Harbarth hatte in der Unionsfraktion und öffentlich vehement gegen die Kritiker des Migrationspakts Stellung bezogen, die es auch in den Reihen der Fraktion gibt. Der Pakt ist laut Harbarth im deutschen Interesse. Er verweist darauf, dass es weltweit sehr unterschiedliche Standards beim Umgang mit Flüchtlingen gebe. Dieses Gefälle erzeuge automatisch einen „erheblichen Druck auf Europa, und innerhalb Europas insbesondere auf Deutschland“. Aus diesem Grund sei eine „gemeinsame Definition von Zielen innerhalb der Staatengemeinschaft erforderlich“. Das ist auch die Haltung von Kanzlerin Angela Merkel.

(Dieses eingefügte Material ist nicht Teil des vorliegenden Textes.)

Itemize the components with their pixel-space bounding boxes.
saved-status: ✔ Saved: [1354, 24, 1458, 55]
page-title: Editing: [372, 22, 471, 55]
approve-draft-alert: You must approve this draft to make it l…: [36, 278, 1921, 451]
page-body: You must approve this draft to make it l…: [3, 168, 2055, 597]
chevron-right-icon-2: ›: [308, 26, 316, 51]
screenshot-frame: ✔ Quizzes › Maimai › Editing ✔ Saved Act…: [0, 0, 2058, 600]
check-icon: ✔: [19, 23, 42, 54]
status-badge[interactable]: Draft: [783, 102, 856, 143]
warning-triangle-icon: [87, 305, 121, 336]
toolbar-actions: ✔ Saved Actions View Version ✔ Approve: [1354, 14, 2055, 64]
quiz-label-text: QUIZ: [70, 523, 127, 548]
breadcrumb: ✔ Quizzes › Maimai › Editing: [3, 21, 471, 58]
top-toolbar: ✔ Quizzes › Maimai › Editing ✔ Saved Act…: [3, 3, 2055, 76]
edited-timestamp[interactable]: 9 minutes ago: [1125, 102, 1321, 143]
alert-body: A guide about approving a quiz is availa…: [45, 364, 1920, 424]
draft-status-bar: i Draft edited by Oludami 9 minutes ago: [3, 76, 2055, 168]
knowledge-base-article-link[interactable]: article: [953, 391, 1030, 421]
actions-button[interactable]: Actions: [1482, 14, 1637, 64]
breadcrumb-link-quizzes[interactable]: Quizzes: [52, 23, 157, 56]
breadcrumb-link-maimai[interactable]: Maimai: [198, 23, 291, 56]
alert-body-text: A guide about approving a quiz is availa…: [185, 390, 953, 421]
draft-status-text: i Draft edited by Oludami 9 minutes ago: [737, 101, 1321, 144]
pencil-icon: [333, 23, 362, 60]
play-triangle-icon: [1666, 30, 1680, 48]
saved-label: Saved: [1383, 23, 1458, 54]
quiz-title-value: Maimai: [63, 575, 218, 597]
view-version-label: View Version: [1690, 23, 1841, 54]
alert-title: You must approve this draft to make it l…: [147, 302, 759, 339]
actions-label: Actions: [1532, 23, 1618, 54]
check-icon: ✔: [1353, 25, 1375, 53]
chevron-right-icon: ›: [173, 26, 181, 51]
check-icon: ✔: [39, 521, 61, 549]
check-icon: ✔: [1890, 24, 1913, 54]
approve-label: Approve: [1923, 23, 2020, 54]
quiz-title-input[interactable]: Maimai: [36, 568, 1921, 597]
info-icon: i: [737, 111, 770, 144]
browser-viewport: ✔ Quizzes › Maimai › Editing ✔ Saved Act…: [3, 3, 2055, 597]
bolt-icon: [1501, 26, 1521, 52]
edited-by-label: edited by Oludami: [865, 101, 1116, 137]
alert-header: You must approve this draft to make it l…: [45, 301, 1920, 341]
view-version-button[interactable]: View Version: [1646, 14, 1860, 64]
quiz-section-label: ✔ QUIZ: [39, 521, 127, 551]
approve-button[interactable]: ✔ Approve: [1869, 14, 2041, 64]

Kaufmann fordert mehr Klarheit im Migrationspakt

Dieser Argumentation folgt im Prinzip auch Stefan Kaufmann. Er nannte im Gespräch mit unserer Zeitung den UN-Migrationspakt „dem Grunde nach sinnvoll und angesichts der Entwicklungen in den vergangenen Jahren überfällig“. Die dort vereinbarten Vorgaben zur Migrationspolitik erfülle Deutschland „mutmaßlich bereits heute“. Kaufmann sieht aber Unklarheiten, die „unmissverständlich klargestellt“ werden müssten. Das betreffe vor allem die Frage, „ob die im Pakt enthaltenen Selbstverpflichtungen, soweit sie über das hierzulande geltende Recht hinausgehen oder jedenfalls dahingehend auszulegen sind, tatsächlich nicht vor deutschen Gerichten einklagbar sind“. Der Kreisvorsitzende will das Votum seines Vorstands dennoch eher als ein momentanes Stimmungsbild der an diesem Abend Anwesenden verstanden wissen, das nicht so bedeutend sei, wie es ein regelrechter Beschluss der Kreismitgliederversammlung wäre.

Die Bedenken waren vergangene Woche bereits in einer intensiven Debatte in der Unionsfraktion von Kritikern des UN-Paktes vorgetragen worden. Teilnehmer der Sitzung berichteten, dass bis zu einem Drittel der Fraktion durchaus kritisch eingestellt gewesen sei. Inzwischen scheinen allerdings die Argumente Harbarths viele Skeptiker überzeugt zu haben.

Der Pakt soll auf einem UN-Gipfel am 10. und 11. Dezember in Marokko angenommen werden. Die Fraktionen von Union und SPD wollen noch vor der Konferenz im Bundestag einen gemeinsamen Antrag verabschieden, der die Ziele des Paktes bekräftigt. Die Gespräche über einen gemeinsamen Text laufen. Wie unsere Zeitung erfuhr, ist mit einer Einigung Anfang der kommenden Woche zu rechnen. Die CDU-Bezirksgruppe Stuttgart-Ost hofft, dass der beschlossene Antrag zuvor noch beim Bundesparteitag Anfang Dezember in Hamburg als wichtiges Signal von der Basis wahrgenommen wird.